Sorry this was not TailTalk but rather the LC II querying the ImageWriter - TashTalk is purely a passive listener in this case. The ImageWriter _does_ respond as @iigs123 sees the device show up in Chooser. Thats what is throwing me.
 
Something else on the network is generating NBP Lookups with a network of zero in the tuples. See packet #2 in tailtalk_capture_nbp-lookup and packet #2 in tailtalk_capture_LCII_reply.
 
There were a few posted - that was the one TailTalk was looking up the LCII I believe. The one I was looking at was tailtalk_capture_LC_IWII.pcap:
Scherm­afbeelding 2026-07-10 om 9.14.49 PM.png
 
Notice that the packet in your screenshot is a NBP Broadcast directed to a router (at least the LC thinks it should be one) at node 129, not a NBP Lookup to the broadcast address. In this case, the router at node 129 should be re-transmitting those packets at NBP Lookups to the broadcast address.

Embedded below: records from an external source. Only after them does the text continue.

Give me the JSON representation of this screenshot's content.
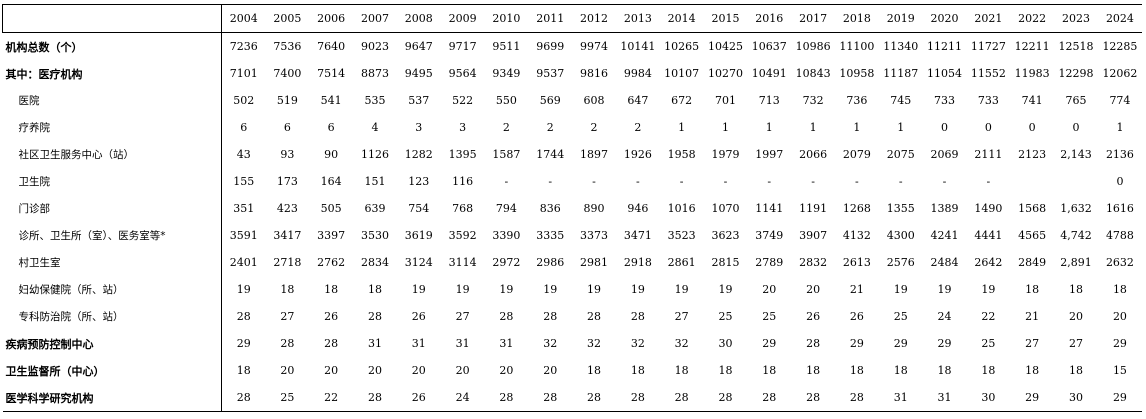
{
  "table": {
    "years": [
      "2004",
      "2005",
      "2006",
      "2007",
      "2008",
      "2009",
      "2010",
      "2011",
      "2012",
      "2013",
      "2014",
      "2015",
      "2016",
      "2017",
      "2018",
      "2019",
      "2020",
      "2021",
      "2022",
      "2023",
      "2024"
    ],
    "rows": [
      {
        "label": "机构总数（个）",
        "style": "bold",
        "values": [
          "7236",
          "7536",
          "7640",
          "9023",
          "9647",
          "9717",
          "9511",
          "9699",
          "9974",
          "10141",
          "10265",
          "10425",
          "10637",
          "10986",
          "11100",
          "11340",
          "11211",
          "11727",
          "12211",
          "12518",
          "12285"
        ]
      },
      {
        "label": "其中：医疗机构",
        "style": "bold",
        "values": [
          "7101",
          "7400",
          "7514",
          "8873",
          "9495",
          "9564",
          "9349",
          "9537",
          "9816",
          "9984",
          "10107",
          "10270",
          "10491",
          "10843",
          "10958",
          "11187",
          "11054",
          "11552",
          "11983",
          "12298",
          "12062"
        ]
      },
      {
        "label": "医院",
        "style": "sub",
        "values": [
          "502",
          "519",
          "541",
          "535",
          "537",
          "522",
          "550",
          "569",
          "608",
          "647",
          "672",
          "701",
          "713",
          "732",
          "736",
          "745",
          "733",
          "733",
          "741",
          "765",
          "774"
        ]
      },
      {
        "label": "疗养院",
        "style": "sub",
        "values": [
          "6",
          "6",
          "6",
          "4",
          "3",
          "3",
          "2",
          "2",
          "2",
          "2",
          "1",
          "1",
          "1",
          "1",
          "1",
          "1",
          "0",
          "0",
          "0",
          "0",
          "1"
        ]
      },
      {
        "label": "社区卫生服务中心（站）",
        "style": "sub",
        "values": [
          "43",
          "93",
          "90",
          "1126",
          "1282",
          "1395",
          "1587",
          "1744",
          "1897",
          "1926",
          "1958",
          "1979",
          "1997",
          "2066",
          "2079",
          "2075",
          "2069",
          "2111",
          "2123",
          "2,143",
          "2136"
        ]
      },
      {
        "label": "卫生院",
        "style": "sub",
        "values": [
          "155",
          "173",
          "164",
          "151",
          "123",
          "116",
          "-",
          "-",
          "-",
          "-",
          "-",
          "-",
          "-",
          "-",
          "-",
          "-",
          "-",
          "-",
          "",
          "",
          "0"
        ]
      },
      {
        "label": "门诊部",
        "style": "sub",
        "values": [
          "351",
          "423",
          "505",
          "639",
          "754",
          "768",
          "794",
          "836",
          "890",
          "946",
          "1016",
          "1070",
          "1141",
          "1191",
          "1268",
          "1355",
          "1389",
          "1490",
          "1568",
          "1,632",
          "1616"
        ]
      },
      {
        "label": "诊所、卫生所（室）、医务室等*",
        "style": "sub",
        "values": [
          "3591",
          "3417",
          "3397",
          "3530",
          "3619",
          "3592",
          "3390",
          "3335",
          "3373",
          "3471",
          "3523",
          "3623",
          "3749",
          "3907",
          "4132",
          "4300",
          "4241",
          "4441",
          "4565",
          "4,742",
          "4788"
        ]
      },
      {
        "label": "村卫生室",
        "style": "sub",
        "values": [
          "2401",
          "2718",
          "2762",
          "2834",
          "3124",
          "3114",
          "2972",
          "2986",
          "2981",
          "2918",
          "2861",
          "2815",
          "2789",
          "2832",
          "2613",
          "2576",
          "2484",
          "2642",
          "2849",
          "2,891",
          "2632"
        ]
      },
      {
        "label": "妇幼保健院（所、站）",
        "style": "sub",
        "values": [
          "19",
          "18",
          "18",
          "18",
          "19",
          "19",
          "19",
          "19",
          "19",
          "19",
          "19",
          "19",
          "20",
          "20",
          "21",
          "19",
          "19",
          "19",
          "18",
          "18",
          "18"
        ]
      },
      {
        "label": "专科防治院（所、站）",
        "style": "sub",
        "values": [
          "28",
          "27",
          "26",
          "28",
          "26",
          "27",
          "28",
          "28",
          "28",
          "28",
          "27",
          "25",
          "25",
          "26",
          "26",
          "25",
          "24",
          "22",
          "21",
          "20",
          "20"
        ]
      },
      {
        "label": "疾病预防控制中心",
        "style": "bold",
        "values": [
          "29",
          "28",
          "28",
          "31",
          "31",
          "31",
          "31",
          "32",
          "32",
          "32",
          "32",
          "30",
          "29",
          "28",
          "29",
          "29",
          "29",
          "25",
          "27",
          "27",
          "29"
        ]
      },
      {
        "label": "卫生监督所（中心）",
        "style": "bold",
        "values": [
          "18",
          "20",
          "20",
          "20",
          "20",
          "20",
          "20",
          "20",
          "18",
          "18",
          "18",
          "18",
          "18",
          "18",
          "18",
          "18",
          "18",
          "18",
          "18",
          "18",
          "15"
        ]
      },
      {
        "label": "医学科学研究机构",
        "style": "bold",
        "values": [
          "28",
          "25",
          "22",
          "28",
          "26",
          "24",
          "28",
          "28",
          "28",
          "28",
          "28",
          "28",
          "28",
          "28",
          "28",
          "31",
          "31",
          "30",
          "29",
          "30",
          "29"
        ]
      }
    ]
  }
}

Without knowing @iigs123 's network configuration, its hard to know what is going on here.

Plus there are multiple problems. This example appears to be a non-responsive router. while the issue in the other two packet captures with TailTalk is that it isn't handling being on a routed network correctly, which causes problems with NBP lookups.

On non-extended networks, TailTalk needs to listen to RTMP broadcast traffic to glean the network number and node number of the router, then issue a ZIP query to the router to get the zone name.

On extended networks, TailTalk needs to broadcast a ZipGetNetInfo request, get the correct network range, node number of the router, and default zone, issue a new AARP Probe inside that network range, followed by a ZIP query to the router to retrieve the rest of the zone list.
 
My network media is phone net: ImageWriter -> LC II -> Tashtalk (with terminators on the ends)

I sometimes bridge to ethernet/wifi when I'm transferring from netatalk on a pi:
ImageWriter -> LC II -> Tashtalk -> Ethermac iPrint

I'll redo the captures soon to ensure I didn't have the iprint plugged in. This is all on windows 11.


TailTalk over ethernet/iPrint can see the ImageWriter, and a version of pap-print I made for text only seems to make some connection to the IW but is failing. The ImageWriter eventually resets and does a form feed which scared me the first time it happened!